The US said this week it was sending military advisers and air defence systems to Israel ahead of an anticipated ground assault into Gaza by Israel’s military.
The Australian government has joined the US in affirming Israel’s right to self-defence after the 7 October Hamas attack, but has also called for the protection of civilian lives and humanitarian access to Gaza.
The Israeli ambassador to Australia, Amir Maimon, is due to speak about the war in an address in Canberra today
Leaving aside the question of alleged Israeli war crimes, previous Australian arms exports have included to:
- The UAE’s military, whose Presidential Guard is commanded by retired Australian army major general Mike Hindmarsh, which has been accused of war crimes in the brutal conflict in Yemen, where a coalition of UAE, Saudi and Yemeni government military forces are engaged in a bitter battle with Houthi rebels believed to be backed by Iran.
- Saudi Arabia’s military, which has led the coalition fighting in the five-year conflict, and which has been plagued by human rights abuses including hospitals being bombed, civilians being targeted by shelling and sniper fire, civilian populations being deliberately starved, medical supplies being blocked, rape, murder, enforced disappearances, torture, and forcing children to fight.
- The Sri Lankan military, which has been accused of war crimes over several years and complicity in the continued disappearance, abuse and torture of Tamil citizens, democracy activists, journalists and opponents of the government.
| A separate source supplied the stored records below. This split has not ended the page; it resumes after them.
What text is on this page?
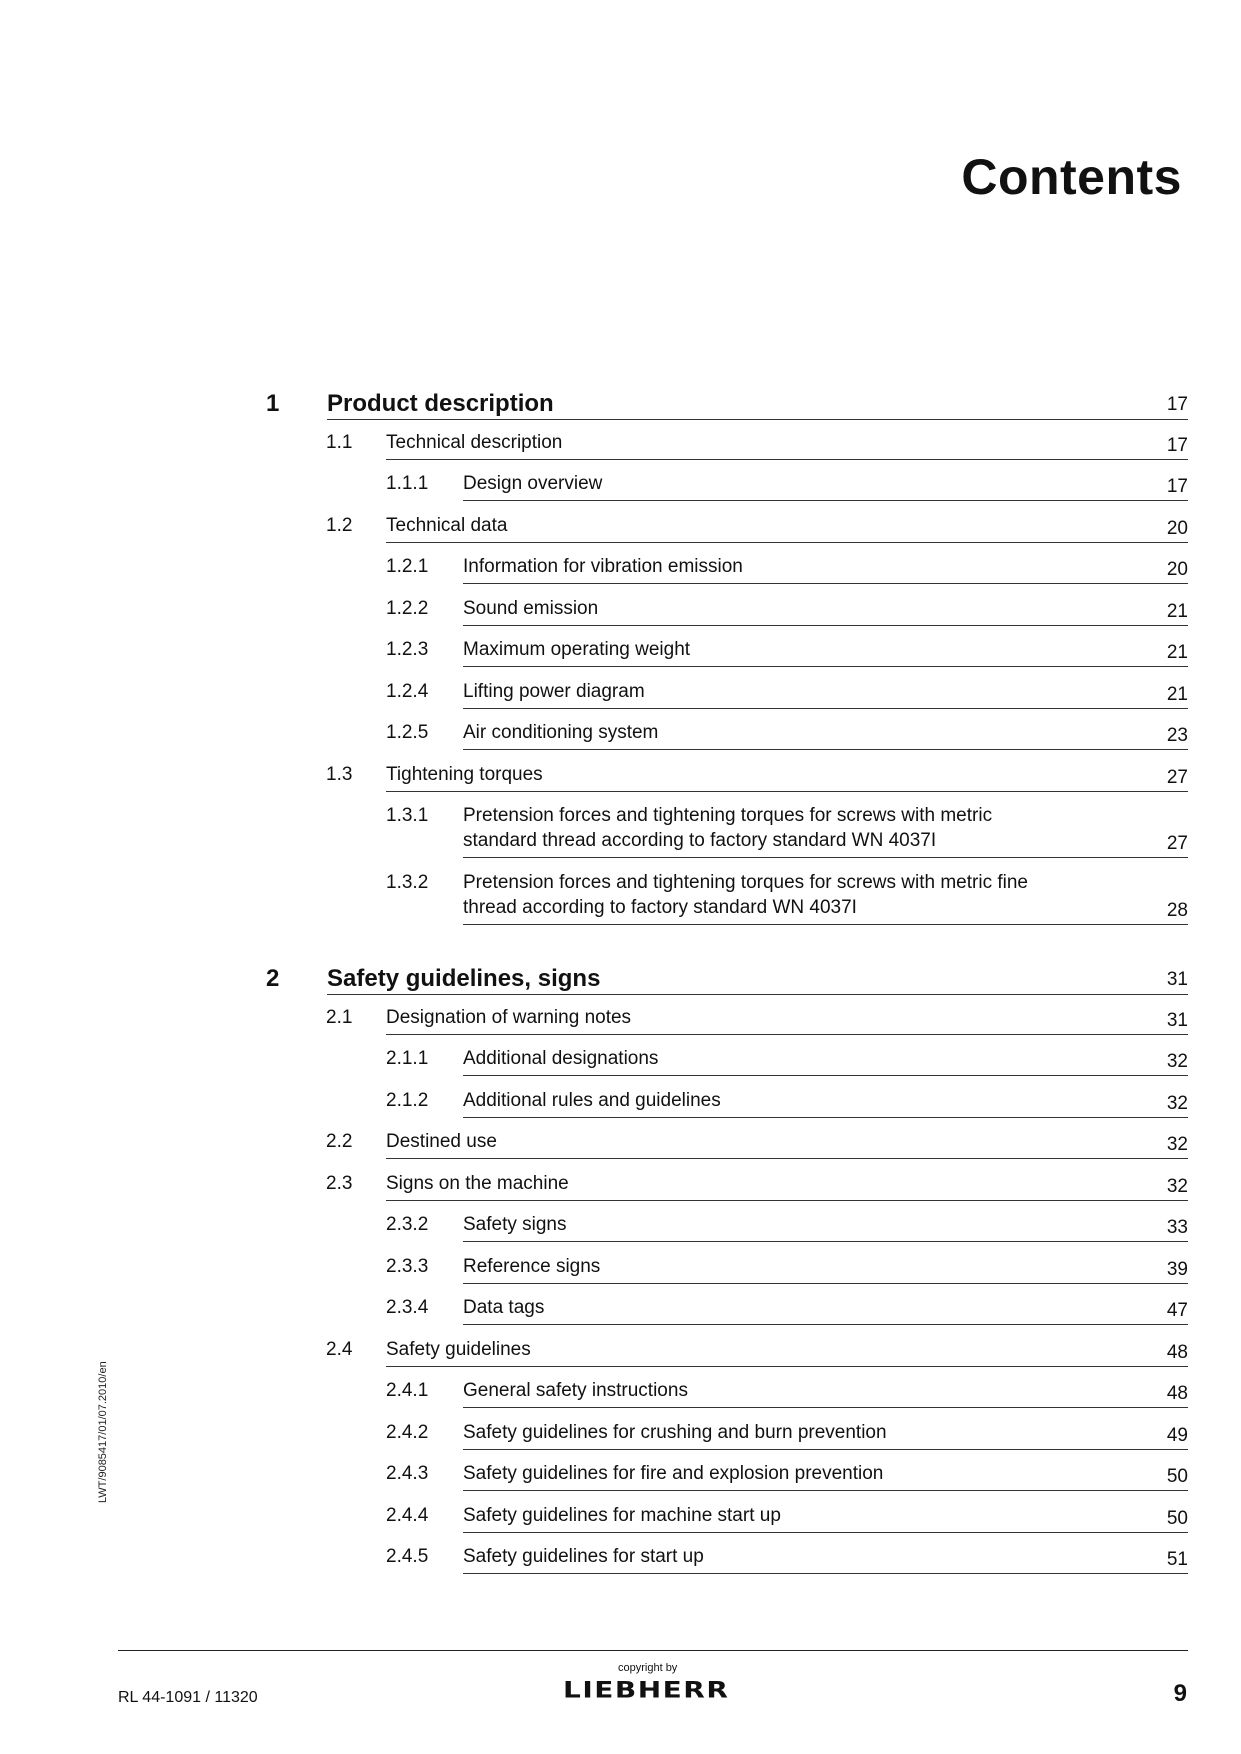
Contents
1 Product description	17
1.1 Technical description	17
1.1.1 Design overview	17
1.2 Technical data	20
1.2.1 Information for vibration emission	20
1.2.2 Sound emission	21
1.2.3 Maximum operating weight	21
1.2.4 Lifting power diagram	21
1.2.5 Air conditioning system	23
1.3 Tightening torques	27
1.3.1 Pretension forces and tightening torques for screws with metric
standard thread according to factory standard WN 4037I	27
1.3.2 Pretension forces and tightening torques for screws with metric fine
thread according to factory standard WN 4037I	28
2 Safety guidelines, signs	31
2.1 Designation of warning notes	31
2.1.1 Additional designations	32
2.1.2 Additional rules and guidelines	32
2.2 Destined use	32
2.3 Signs on the machine	32
2.3.2 Safety signs	33
2.3.3 Reference signs	39
2.3.4 Data tags	47
2.4 Safety guidelines	48
2.4.1 General safety instructions	48
2.4.2 Safety guidelines for crushing and burn prevention	49
2.4.3 Safety guidelines for fire and explosion prevention	50
2.4.4 Safety guidelines for machine start up	50
2.4.5 Safety guidelines for start up	51
LWT/9085417/01/07.2010/en
RL 44-1091 / 11320
copyright by
LIEBHERR	9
Re-elected prime minister, former president Mahinda Rajapaksa, led the military at the conclusion of the country’s civil war: the 2009 operation to end the war left up to 40,000 civilians dead, according to a UN experts’ report. The current head of the military, Shavendra Silva, led the Sri Lankan army’s 58 Division unit in 2009, which was accused of intentional and indiscriminate attacks on civilians, no-fire zones and hospitals.
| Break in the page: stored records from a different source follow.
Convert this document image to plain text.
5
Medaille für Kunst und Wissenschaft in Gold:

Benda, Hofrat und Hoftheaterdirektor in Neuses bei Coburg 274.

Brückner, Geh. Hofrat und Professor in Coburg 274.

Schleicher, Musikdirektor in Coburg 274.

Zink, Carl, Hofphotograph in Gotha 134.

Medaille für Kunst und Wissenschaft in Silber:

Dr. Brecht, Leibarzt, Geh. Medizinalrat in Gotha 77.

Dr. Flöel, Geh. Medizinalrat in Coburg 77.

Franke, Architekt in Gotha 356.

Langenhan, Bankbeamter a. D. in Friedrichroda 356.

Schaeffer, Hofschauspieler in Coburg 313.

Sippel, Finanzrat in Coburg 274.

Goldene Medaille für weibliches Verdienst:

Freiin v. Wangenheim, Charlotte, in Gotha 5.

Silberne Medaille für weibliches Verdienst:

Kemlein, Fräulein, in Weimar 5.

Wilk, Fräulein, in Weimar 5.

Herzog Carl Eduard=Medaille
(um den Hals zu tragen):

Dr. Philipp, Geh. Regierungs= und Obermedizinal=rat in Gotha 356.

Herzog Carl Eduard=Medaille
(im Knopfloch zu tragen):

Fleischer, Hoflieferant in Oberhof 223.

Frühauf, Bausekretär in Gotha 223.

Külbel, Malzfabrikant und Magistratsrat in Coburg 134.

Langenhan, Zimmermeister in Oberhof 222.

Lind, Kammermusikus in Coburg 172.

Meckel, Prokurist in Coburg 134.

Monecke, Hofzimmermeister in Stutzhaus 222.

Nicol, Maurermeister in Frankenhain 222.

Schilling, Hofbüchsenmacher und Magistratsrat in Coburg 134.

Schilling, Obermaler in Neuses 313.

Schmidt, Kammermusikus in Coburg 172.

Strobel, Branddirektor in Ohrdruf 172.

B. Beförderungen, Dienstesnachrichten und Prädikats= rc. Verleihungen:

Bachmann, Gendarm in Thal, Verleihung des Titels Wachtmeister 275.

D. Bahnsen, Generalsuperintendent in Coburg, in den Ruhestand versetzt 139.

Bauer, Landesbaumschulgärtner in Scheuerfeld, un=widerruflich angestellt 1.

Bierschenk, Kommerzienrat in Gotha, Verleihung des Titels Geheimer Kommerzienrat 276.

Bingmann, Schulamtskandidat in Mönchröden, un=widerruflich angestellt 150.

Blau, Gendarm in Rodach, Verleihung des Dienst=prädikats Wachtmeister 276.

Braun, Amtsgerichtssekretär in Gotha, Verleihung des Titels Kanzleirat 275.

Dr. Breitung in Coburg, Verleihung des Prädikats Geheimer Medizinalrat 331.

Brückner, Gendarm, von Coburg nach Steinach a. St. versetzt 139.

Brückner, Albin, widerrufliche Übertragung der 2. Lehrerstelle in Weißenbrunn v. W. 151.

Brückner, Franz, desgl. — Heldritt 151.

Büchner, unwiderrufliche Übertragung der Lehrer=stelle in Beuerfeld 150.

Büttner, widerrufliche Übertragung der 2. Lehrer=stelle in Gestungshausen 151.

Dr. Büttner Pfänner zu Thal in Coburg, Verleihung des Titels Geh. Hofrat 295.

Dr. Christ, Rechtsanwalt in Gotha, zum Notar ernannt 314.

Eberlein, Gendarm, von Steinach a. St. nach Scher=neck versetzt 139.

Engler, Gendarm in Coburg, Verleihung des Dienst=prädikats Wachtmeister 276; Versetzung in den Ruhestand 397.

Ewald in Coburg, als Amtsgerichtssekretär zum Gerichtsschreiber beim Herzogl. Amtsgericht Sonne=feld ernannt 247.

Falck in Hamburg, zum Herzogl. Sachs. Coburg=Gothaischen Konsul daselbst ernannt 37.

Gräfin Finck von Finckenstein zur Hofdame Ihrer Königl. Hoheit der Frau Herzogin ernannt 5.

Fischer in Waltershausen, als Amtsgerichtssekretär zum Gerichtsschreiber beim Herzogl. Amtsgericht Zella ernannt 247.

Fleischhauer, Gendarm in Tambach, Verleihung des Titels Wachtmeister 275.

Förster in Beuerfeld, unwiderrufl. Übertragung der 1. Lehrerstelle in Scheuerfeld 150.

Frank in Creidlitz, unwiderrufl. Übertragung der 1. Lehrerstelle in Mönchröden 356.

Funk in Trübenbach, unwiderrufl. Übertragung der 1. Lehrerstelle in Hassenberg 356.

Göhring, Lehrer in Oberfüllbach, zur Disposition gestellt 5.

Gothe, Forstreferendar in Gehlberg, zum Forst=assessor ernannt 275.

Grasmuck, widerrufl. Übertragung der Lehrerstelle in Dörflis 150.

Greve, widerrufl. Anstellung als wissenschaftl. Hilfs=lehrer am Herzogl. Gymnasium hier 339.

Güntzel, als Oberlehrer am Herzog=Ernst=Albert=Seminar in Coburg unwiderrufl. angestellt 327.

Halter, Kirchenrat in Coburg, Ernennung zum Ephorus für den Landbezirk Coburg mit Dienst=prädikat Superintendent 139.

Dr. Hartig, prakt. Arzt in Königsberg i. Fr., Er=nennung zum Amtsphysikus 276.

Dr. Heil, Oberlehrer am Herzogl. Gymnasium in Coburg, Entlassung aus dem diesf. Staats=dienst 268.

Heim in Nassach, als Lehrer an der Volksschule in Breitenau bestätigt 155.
- The Democratic Republic of Congo, which has had a number of arms embargoes imposed upon it since 2003 because of a supply of weapons fueling mass killings, human rights abuses and torture. The government’s military was previously included in sanctions banning the supply of all arms and related material, but was removed from the sanctions list in 2008. Arms embargoes still apply to non-government forces.
- BAE Systems Australia
- Thales Australia Limited
- Boeing Defence Australia
- Lockheed Martin Australia
- Raytheon Technologies
- Northrop Grumman Australia
So why is Australia so secretive, given that the US is apparently very transparent about reporting all international Major Arms Sales?
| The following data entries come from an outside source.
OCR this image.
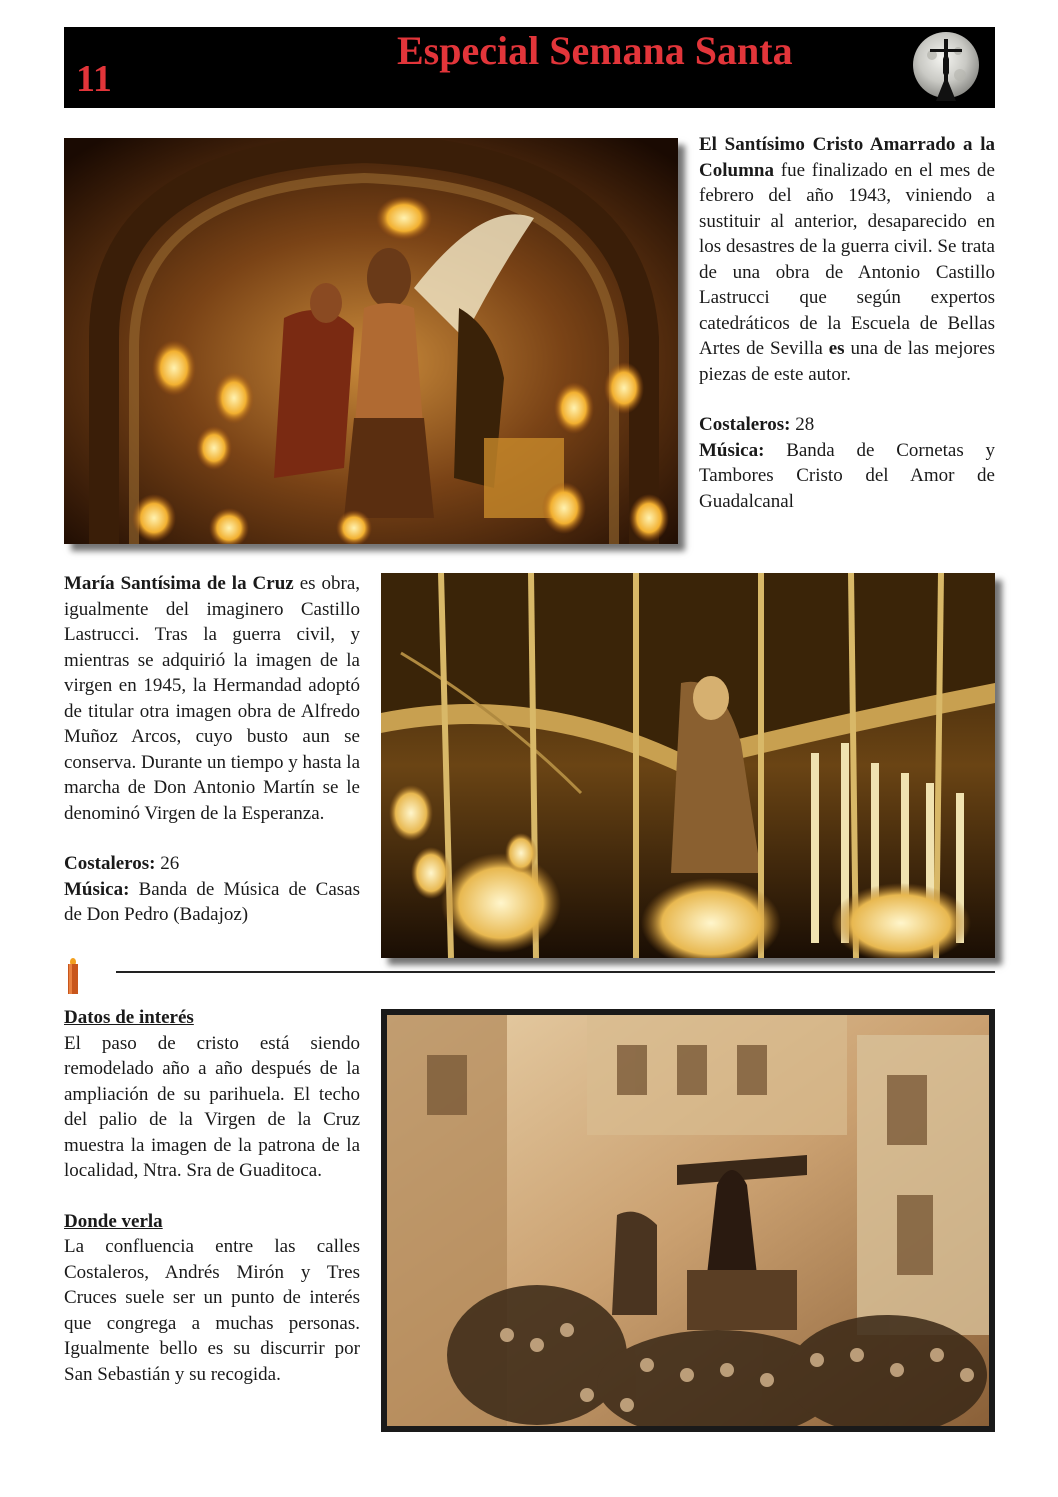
11
Especial Semana Santa

El Santísimo Cristo Amarrado a la Columna fue finalizado en el mes de febrero del año 1943, viniendo a sustituir al anterior, desaparecido en los desastres de la guerra civil. Se trata de una obra de Antonio Castillo Lastrucci que según expertos catedráticos de la Escuela de Bellas Artes de Sevilla es una de las mejores piezas de este autor.

Costaleros: 28

Música: Banda de Cornetas y Tambores Cristo del Amor de Guadalcanal

María Santísima de la Cruz es obra, igualmente del imaginero Castillo Lastrucci. Tras la guerra civil, y mientras se adquirió la imagen de la virgen en 1945, la Hermandad adoptó de titular otra imagen obra de Alfredo Muñoz Arcos, cuyo busto aun se conserva. Durante un tiempo y hasta la marcha de Don Antonio Martín se le denominó Virgen de la Esperanza.

Costaleros: 26

Música: Banda de Música de Casas de Don Pedro (Badajoz)

Datos de interés

El paso de cristo está siendo remodelado año a año después de la ampliación de su parihuela. El techo del palio de la Virgen de la Cruz muestra la imagen de la patrona de la localidad, Ntra. Sra de Guaditoca.

Donde verla

La confluencia entre las calles Costaleros, Andrés Mirón y Tres Cruces suele ser un punto de interés que congrega a muchas personas. Igualmente bello es su discurrir por San Sebastián y su recogida.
Have a look above again at the list of those major defence contractors in Australia: many wholly owned subsidiaries of their US counterparts and together comprising the world's largest arms manufacturers.
Is it to long a bow to draw to conclude that maybe, just maybe, when those manufacturers don't want the world to know what they are making and to which country they're being sold to they might use Australia's secrecy to disguise those sales from public scrutiny?
I'm yet to hear a a more convincing argument. Perhaps David Shoebridge will get some answers at Senate Estimates.
But given the secrecy and routine redacting to date, I suspect not.
Today's Senate Estimates gave rise to the following from Mr. Shoebridge:
- "Since 2020 Australia has INCREASED the number of weapons export permits for Saudi Arabia at the time the Kingdom is engaged in the brutal killing of tens of thousands of people in Yemen - when I asked Defence about this they said the permits might be for sporting equipment?!" See https://twitter.com/i/status/1717005329404453123
- "The truth is just like with the exports to Israel, the Australian Government won't tell the public what the permits were actually for and don't track what is done with weapons sent from Australia into these countries where we know horrific human rights abuses are occurring."